L’être humain en tension
Réfractaire aux biographies trop linéaires, elle considère que ce sont ses œuvres qui racontent son histoire. « Ma naissance artistique remonte peut-être à 2005, avec un tas d’argile posé sur une table de cuisine », dit-elle. « Mais en réalité, elle s’ancre dans un long processus, qui a commencé dans l’enfance, lorsque je barbotais déjà dans la boue, façonnant de vieux chênes aux racines aussi nombreuses que leurs branches ».

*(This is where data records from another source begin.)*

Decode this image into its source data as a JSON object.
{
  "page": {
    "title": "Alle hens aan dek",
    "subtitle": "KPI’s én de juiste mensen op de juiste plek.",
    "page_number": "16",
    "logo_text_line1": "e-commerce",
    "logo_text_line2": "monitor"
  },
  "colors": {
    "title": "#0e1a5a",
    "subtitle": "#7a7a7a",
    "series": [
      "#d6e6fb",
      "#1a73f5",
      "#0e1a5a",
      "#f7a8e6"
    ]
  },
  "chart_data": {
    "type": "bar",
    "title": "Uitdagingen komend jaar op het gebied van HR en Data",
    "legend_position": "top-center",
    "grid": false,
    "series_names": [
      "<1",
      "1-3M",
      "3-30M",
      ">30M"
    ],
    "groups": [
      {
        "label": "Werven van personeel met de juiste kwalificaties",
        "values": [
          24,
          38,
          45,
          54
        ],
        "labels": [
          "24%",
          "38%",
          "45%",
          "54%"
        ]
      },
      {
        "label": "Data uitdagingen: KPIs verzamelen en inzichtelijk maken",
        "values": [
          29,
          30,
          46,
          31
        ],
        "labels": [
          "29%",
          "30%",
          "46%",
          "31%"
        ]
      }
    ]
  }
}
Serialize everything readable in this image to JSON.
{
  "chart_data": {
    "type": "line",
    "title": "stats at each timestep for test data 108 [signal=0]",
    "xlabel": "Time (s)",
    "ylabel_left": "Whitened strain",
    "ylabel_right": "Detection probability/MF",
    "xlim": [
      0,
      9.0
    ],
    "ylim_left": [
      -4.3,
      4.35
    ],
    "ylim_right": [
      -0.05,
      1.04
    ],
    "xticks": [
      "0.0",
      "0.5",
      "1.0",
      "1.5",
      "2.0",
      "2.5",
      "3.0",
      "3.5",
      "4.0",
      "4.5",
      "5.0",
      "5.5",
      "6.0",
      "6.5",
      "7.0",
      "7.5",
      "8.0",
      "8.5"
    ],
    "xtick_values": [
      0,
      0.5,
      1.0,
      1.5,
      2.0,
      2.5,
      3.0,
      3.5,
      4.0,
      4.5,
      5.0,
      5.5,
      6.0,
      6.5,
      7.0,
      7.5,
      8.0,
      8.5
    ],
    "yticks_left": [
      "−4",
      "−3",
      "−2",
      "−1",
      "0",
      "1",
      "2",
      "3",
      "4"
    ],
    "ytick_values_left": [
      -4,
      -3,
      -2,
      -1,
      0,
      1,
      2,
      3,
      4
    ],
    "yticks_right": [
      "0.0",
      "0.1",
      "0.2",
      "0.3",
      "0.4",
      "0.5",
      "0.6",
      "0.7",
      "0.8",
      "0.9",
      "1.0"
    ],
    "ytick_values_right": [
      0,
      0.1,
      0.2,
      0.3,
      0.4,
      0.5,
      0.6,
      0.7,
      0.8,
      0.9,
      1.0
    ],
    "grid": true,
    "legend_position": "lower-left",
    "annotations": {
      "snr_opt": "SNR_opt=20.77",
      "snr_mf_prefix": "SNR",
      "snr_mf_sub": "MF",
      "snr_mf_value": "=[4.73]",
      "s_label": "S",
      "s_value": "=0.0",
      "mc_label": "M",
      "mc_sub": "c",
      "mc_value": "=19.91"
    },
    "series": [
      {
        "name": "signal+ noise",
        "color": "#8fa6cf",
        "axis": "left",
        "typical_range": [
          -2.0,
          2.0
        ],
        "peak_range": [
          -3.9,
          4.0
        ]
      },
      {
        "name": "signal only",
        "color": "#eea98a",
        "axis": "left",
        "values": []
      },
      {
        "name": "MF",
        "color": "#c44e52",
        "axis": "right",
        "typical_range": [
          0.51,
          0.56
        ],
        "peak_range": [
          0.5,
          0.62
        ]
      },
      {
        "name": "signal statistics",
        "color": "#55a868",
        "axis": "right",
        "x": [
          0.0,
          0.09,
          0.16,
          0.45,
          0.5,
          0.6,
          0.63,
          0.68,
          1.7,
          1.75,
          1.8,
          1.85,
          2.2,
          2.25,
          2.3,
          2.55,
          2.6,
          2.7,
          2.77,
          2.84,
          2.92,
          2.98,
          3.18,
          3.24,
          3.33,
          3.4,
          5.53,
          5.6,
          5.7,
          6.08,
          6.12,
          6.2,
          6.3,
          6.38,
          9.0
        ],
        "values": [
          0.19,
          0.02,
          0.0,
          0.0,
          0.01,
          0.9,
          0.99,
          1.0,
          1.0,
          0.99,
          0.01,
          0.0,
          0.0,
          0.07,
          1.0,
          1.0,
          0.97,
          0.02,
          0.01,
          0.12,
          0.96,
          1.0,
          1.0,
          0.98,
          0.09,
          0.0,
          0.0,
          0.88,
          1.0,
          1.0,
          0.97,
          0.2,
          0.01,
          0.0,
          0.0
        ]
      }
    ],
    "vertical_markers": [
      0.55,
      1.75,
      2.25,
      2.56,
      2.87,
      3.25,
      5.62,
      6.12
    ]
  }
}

Autodidacte, elle n’a jamais suivi de formation académique en arts plastiques. « Je n’ai jamais mis les pieds à l’École des Beaux-Arts ni à l’Université du Dessin », confie-t-elle. « Je n’ai aucun diplôme d’artiste, alors je suis devenue journaliste ». Mais un jour, les mots n’ont plus suffi. Écrire enfermait les émotions dans une camisole de lettres, tandis que la matière, elle, pouvait être pétrie, déformée, sculptée pour donner corps aux angoisses enfouies.
Au cœur de son travail, une obsession : l’être humain, prisonnier de lui-même. Ce fil conducteur traverse toute son œuvre et se retrouve dans ses sculptures marquées par la tension, l’enfermement et la résilience.
Parmi ses expositions personnelles, on retient Brave New World à la Galerie Pièce Unique, à Paris. Elle a également participé à plusieurs expositions collectives, notamment Monologue à deux à Meaux et la biennale OSTRALE à Dresde, où elle a exposé à plusieurs reprises. Sa sculpture ELLE a été présentée au Salon d’Automne, à OSTRALE (Dresde), à Potsdam et à Amsterdam.
Aujourd’hui, ses œuvres font partie de plusieurs collections privées en Europe et en Asie.